Chairman Mark Macarro of the Pechanga Band of Luiseño Indians in California detailed the challenges unique to the Tribes in California who are looking to pursue the option of including sports betting in their casinos. The unique challenges faced by Chairman Macarro’s Tribe are endemic to Tribes throughout the Country as they look to negotiate with States on how to implement the next wave of gaming technology, and how that will correspond with a State’s public policy towards gambling. Often times in the past, these negotiations were fraught with bitterness, but Tribes and States today have a much better understanding of their respective policy positions. Chairman Macarro expressed caution about the California gaming market as the State Constitution needs to be amended in order to allow sports betting and the earliest that amendment could happen is in 2020.

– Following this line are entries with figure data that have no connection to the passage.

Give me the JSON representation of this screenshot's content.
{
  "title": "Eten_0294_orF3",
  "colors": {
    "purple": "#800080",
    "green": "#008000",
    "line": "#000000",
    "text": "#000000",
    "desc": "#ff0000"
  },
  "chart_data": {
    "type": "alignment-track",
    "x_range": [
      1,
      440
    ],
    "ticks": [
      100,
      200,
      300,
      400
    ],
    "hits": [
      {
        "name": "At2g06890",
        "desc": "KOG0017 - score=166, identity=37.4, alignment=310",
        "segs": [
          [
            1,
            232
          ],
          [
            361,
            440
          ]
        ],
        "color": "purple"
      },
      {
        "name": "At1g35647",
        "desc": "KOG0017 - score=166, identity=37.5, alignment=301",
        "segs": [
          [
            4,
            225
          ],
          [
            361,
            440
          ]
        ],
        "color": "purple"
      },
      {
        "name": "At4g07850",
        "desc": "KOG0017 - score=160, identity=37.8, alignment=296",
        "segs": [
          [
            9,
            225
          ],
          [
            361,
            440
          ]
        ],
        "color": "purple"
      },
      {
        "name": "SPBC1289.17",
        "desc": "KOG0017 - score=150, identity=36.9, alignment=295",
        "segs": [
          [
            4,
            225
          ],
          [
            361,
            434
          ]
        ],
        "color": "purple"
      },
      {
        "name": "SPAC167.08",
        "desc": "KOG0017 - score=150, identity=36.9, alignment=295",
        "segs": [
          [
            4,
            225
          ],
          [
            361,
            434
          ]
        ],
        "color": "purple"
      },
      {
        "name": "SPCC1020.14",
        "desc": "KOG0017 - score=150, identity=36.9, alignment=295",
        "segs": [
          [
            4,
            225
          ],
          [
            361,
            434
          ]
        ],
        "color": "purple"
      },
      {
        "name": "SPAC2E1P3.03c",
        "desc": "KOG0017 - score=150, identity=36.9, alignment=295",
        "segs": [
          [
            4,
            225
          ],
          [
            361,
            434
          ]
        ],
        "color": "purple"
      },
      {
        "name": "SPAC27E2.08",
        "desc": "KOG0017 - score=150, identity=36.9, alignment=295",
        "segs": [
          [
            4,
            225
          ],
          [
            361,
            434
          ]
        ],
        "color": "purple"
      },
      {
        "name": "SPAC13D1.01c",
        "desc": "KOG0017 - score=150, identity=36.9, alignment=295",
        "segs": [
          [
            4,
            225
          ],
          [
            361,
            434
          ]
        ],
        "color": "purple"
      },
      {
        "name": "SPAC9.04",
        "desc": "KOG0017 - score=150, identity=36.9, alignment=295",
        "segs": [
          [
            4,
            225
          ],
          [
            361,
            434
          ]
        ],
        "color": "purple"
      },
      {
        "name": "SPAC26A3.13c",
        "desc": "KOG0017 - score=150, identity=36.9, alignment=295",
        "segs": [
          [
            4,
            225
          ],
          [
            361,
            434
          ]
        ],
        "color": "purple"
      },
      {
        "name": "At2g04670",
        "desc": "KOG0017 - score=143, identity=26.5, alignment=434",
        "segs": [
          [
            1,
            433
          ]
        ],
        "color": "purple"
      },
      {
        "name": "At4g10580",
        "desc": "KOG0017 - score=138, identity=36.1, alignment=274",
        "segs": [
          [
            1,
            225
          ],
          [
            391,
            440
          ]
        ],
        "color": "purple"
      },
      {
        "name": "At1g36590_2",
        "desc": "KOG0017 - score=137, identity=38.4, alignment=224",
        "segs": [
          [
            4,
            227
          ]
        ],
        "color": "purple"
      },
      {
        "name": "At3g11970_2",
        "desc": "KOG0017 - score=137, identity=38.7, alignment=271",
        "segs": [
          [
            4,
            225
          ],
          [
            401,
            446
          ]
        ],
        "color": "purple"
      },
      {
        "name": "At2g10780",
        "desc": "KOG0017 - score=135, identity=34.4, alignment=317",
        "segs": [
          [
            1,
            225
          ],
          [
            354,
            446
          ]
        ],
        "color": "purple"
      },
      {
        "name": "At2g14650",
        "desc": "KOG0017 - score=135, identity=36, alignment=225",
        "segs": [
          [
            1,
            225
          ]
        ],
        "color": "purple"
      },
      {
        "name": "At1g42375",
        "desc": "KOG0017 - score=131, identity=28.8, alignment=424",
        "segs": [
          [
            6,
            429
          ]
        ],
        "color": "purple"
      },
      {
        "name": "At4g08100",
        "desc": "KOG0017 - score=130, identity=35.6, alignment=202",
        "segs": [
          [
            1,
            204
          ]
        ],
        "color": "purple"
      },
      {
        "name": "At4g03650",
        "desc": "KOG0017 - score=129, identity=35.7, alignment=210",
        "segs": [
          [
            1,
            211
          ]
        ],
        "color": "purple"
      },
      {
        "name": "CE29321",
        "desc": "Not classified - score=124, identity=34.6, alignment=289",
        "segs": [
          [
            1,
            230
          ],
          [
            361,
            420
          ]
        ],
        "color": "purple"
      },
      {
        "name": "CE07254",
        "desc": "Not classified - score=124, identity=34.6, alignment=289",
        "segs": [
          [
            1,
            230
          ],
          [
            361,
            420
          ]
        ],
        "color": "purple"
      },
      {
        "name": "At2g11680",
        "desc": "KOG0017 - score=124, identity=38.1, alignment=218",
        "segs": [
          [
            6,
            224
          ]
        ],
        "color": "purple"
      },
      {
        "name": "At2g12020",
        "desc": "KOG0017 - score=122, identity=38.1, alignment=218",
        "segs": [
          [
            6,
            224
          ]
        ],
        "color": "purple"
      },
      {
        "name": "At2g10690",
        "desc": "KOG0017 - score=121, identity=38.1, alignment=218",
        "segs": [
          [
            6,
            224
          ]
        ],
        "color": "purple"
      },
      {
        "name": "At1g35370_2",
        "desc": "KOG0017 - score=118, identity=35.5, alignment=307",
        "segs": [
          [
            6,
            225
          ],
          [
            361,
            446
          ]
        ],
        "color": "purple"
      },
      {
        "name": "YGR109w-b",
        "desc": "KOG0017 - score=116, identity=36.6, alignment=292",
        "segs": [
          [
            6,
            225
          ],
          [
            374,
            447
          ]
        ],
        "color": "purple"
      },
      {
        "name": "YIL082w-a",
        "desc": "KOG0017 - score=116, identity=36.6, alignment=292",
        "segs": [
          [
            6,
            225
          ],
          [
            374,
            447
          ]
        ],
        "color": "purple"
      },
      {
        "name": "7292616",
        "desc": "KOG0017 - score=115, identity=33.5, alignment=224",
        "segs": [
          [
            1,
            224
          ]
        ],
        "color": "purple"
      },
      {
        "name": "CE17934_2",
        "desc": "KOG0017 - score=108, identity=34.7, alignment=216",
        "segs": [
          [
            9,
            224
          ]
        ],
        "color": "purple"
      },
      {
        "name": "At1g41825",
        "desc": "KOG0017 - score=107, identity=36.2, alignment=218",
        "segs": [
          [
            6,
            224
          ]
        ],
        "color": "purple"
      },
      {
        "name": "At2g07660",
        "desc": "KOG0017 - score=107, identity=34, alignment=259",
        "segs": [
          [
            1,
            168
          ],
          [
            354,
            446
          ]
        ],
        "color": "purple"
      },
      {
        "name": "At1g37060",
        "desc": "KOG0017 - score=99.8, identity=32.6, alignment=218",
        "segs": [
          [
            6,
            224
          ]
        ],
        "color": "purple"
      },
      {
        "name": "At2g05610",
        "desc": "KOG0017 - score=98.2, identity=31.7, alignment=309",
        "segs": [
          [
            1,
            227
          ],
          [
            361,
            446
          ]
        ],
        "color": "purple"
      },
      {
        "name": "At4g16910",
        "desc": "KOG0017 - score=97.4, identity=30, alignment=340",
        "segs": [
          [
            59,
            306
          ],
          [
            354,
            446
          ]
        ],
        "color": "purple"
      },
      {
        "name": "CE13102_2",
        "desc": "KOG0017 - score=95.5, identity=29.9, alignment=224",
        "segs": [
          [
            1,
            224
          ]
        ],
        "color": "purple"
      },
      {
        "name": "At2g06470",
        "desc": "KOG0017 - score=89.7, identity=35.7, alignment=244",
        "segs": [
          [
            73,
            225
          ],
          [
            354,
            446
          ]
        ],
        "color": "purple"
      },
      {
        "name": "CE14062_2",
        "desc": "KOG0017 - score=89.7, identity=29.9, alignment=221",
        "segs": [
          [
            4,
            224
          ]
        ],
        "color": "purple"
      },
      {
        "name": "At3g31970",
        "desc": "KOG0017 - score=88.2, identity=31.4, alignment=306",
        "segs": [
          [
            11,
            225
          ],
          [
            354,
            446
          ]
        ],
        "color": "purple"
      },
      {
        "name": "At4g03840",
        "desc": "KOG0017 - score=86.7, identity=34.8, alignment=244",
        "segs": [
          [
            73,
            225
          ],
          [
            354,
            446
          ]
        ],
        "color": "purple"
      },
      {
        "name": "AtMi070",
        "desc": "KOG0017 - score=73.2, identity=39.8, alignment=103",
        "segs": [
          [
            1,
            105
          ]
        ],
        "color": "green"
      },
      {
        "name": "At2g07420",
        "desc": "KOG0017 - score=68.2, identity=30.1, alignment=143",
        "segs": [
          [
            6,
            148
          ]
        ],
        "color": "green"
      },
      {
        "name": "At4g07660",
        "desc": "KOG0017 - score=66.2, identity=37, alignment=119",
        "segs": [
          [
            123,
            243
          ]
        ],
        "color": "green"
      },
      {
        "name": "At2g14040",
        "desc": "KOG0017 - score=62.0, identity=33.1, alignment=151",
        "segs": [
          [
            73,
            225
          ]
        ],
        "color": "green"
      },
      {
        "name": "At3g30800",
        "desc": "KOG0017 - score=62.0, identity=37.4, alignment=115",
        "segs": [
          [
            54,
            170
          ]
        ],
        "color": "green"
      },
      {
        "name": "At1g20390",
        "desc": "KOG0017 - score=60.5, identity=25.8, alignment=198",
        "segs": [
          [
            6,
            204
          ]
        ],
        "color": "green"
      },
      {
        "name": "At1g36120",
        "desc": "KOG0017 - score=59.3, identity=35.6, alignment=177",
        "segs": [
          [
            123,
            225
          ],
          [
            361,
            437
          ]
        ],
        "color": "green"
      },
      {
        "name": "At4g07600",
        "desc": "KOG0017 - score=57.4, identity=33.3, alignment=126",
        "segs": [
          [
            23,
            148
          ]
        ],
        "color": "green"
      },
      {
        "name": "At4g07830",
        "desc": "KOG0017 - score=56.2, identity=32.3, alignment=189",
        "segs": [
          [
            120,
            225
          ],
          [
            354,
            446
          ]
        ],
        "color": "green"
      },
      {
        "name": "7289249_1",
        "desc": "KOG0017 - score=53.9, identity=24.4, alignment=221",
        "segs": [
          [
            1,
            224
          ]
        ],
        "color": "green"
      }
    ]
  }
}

Sarah Slane, Vice President of Intergovernmental Affairs for the American Gaming Association, stated that the sports betting and mobile components of the gaming industry are far ahead of any federal laws or proposed federal laws. She noted that States are continuing to pursue sports betting, and the gaming industry at large continues to innovate and look to the future.
Renato Ascoli, CEO of IGT North America, noted his company’s success with helping to implement one of the two Tribal sports book operations in America. IGT partnered with the Mississippi Band of Choctaw to open the first Tribal sports book in Indian Country. Mr. Ascoli was very optimistic about the future of Tribal gaming and the addition of sports betting as another form of entertainment for their customers. He also pointed out that the expansion of sports betting will not only be beneficial to Tribal Enterprises, but to society as a whole to make sports more fun and exciting for future generations.